Denver is looking to ban residents from using explosive chemicals to create homemade hash oil, a move that could drive more consumers to dispensaries and recreational cannabis stores.
Mayor Michael Hancock has proposed an addition to city codes that would “prohibit the hazardous solvent-based extraction process by which individuals directly and indirectly involved are subjected to dangerous conditions,” according to a press release issued by his office today.
Licensed marijuana producers would still be allowed to use butane and similar extraction methods, as they have passed inspections and use closed-loop systems. Individuals could also still make hash oil at home using water- and food-based methods.
The move comes as the city sees a significant increase in home explosions tied to untrained amateurs working with flammable gasses using sub-standard equipment and methods in unsafe environments. Last year saw one incident; this year to date more than 30 explosions have been tied to the process.

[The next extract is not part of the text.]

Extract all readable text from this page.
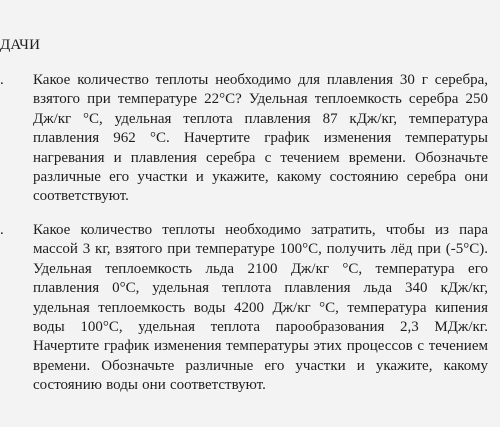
ДАЧИ
. Какое количество теплоты необходимо для плавления 30 г серебра, взятого при температуре 22°С? Удельная теплоемкость серебра 250 Дж/кг °С, удельная теплота плавления 87 кДж/кг, температура плавления 962 °С. Начертите график изменения температуры нагревания и плавления серебра с течением времени. Обозначьте различные его участки и укажите, какому состоянию серебра они соответствуют.
. Какое количество теплоты необходимо затратить, чтобы из пара массой 3 кг, взятого при температуре 100°С, получить лёд при (-5°С). Удельная теплоемкость льда 2100 Дж/кг °С, температура его плавления 0°С, удельная теплота плавления льда 340 кДж/кг, удельная теплоемкость воды 4200 Дж/кг °С, температура кипения воды 100°С, удельная теплота парообразования 2,3 МДж/кг. Начертите график изменения температуры этих процессов с течением времени. Обозначьте различные его участки и укажите, какому состоянию воды они соответствуют.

Driving the move is a general sense from public officials that this has become a public safety issue and represents another wrinkle in legalized recreational marijuana that needs to be addressed.
“We are constantly tracking this evolving frontier, considering changes that will protect the health and safety of all our residents,” Ashley Kilroy, head of marijuana policy for the city, said in the press release.
The Denver City Council still must approve the proposal and will take it up for initial discussion on Sept. 16.